You should know something about Cocoa and Objective-C, since pretty much everything I'm going to talk about relates to it somehow. You need not be expert by any means, my first use of ProjectBuilder/Cocoa/Objective-C was to hack symbol completion into ProjectBuilder. I learned Cocoa/Objective-C, hacking and reversing pretty much simultaneously. If you know to use XCode/ProjectBuilder to build a bundle and load it, you are well equipped. Even if you don't, be adventurous and read on.

Choose Your Target

So, let's say you want to hack the Terminal.app so you can change the ANSI text colors. Good choice. Now you've got to figure out how - but without source. Fear not, citizen, there is so much metadata embedded in compiled Objective-C that you can recreate the internal structure of the code quite easily. But you need tools to do so.

Tools of the Trade

  • nm is included on virtually any Unix-like platform.
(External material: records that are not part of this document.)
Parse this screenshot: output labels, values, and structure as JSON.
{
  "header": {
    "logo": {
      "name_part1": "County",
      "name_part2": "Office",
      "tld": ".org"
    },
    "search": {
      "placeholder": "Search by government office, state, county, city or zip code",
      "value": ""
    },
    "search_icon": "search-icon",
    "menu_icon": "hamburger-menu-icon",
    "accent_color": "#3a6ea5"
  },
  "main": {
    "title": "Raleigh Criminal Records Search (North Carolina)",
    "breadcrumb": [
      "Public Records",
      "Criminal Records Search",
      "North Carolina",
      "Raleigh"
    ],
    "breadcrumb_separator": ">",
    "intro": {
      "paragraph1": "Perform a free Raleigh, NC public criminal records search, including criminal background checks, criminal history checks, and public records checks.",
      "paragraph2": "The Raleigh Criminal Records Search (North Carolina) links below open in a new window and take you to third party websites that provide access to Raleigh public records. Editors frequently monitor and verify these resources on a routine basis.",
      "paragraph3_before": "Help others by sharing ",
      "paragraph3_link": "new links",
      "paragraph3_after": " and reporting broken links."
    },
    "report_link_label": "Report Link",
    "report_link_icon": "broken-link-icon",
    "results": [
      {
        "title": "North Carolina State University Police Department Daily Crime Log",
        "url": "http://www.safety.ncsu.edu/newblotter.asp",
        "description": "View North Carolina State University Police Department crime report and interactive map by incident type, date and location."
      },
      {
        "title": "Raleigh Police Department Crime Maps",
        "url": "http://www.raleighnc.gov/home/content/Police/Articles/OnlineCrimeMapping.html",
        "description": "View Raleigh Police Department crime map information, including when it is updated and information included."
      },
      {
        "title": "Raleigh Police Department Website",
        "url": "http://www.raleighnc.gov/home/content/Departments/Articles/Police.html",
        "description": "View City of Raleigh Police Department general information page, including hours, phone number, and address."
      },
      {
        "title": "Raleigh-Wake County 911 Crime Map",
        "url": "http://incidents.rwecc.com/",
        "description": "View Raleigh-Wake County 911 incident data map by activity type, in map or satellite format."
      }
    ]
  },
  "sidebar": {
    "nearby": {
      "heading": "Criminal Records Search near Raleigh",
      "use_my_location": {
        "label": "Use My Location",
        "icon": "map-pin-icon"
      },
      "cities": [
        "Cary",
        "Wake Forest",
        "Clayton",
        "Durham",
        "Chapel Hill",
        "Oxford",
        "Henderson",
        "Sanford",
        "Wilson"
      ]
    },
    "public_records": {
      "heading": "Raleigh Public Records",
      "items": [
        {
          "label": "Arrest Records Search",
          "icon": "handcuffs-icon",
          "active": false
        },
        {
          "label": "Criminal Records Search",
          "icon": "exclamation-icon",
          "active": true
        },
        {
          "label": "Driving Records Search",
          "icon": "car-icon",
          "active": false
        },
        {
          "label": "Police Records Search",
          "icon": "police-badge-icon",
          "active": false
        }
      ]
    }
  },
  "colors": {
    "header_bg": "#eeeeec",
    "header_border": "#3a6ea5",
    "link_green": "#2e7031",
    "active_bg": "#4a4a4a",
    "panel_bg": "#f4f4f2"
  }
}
This dumps out a list of C function names, mangled C++ calls, and Objective-C message names.
  • strings is also pretty universal. This dumps out strings from the given binary - which is handier than you'd thing. Oftentimes "secret" preference keys will reveal themselves as you look at the strings within a binary.
  • gdb is well equipped to help you on your way. You can run any application from gdb and set breakpoints on Objective-C messages, just as you would with a C function. You can also do some noodling around to explore data structures at runtime. Very powerful, but not the easiest tool to use.
  • class-dump is your friend. In fact, get to know it like family. class-dump loads a given chunk of Objective-C code and generates a fairly convincing header file of the classes contained within. This will give you an excellent snapshot of the application and you can learn a lot from the information contained within.
  • FScript/FScriptAnywhere is a Smalltalk-like scripting language that integrates nicely with Objective-C and Cocoa.FScriptAnywhere is a SIMBL plugin that loads an FScript interpreter into any Cocoa application. Once the interpreter is loaded, you can explore code objects at runtime - examine values, call methods, etc. This is obscenely powerful - but you can of course completely corrupt application data as well. Be especially careful with anything that autosaves a database or complex data structure (like iPhoto or Mail) and be sure to backup before you start fiddling.
  • SIMBL is a framework for loading standard bundles into an application when it starts. You basically compile a standard Cocoa bundle (use the default XCode template), but add a couple of special keys to the Info.plist to specify which applications should load your bundle. There is more information and some code fragments further along in the article.

The Middle Part

Obviously every application is different. Some are a lot easier to reverse engineer than others. Usually the better engineered the application is, the easier it is to unravel it and make changes. Figuring out what changes you can make is a little bit challenging and there isn't much to say that can make it easier. You have to chip away and find out what works. You need to look for methods you can easily override and try and stay away from directly accessing member variables if possible. My strategy is usually to classdump the binary and read the class names, then start searching for relevant method names. Sometimes using FScript can be a lot easier. If you want to know where a table view gets it's data, you can use the object browser portion of FScript to disclose the view object behind a control. Now you can walk up and down the view hierarchy to find the object you are most interested in. From there you can explore the relevant data sources. Often this takes you "where you want to go" faster.

Patching Code

Assuming you've found a suitable method to override (this might seem like a big assumption for now, but eventually you'll find your in) you need to know how to substitute your code for the existing function. There are a couple of "simple" options, but they each have some limitations.

Posing

Class posing is useful technique enabled by the Objective-C runtime. In a nutshell, this allows you to create all future instances of class A as class B, where class B is a subclass of A. [[B class] poseAsClass:[A class]]; I won't go into too much detail - you can read Apple's documentation on class posing or + [NSObject poseAsClass:(Class)_class]. Posing has a couple of shortcomings.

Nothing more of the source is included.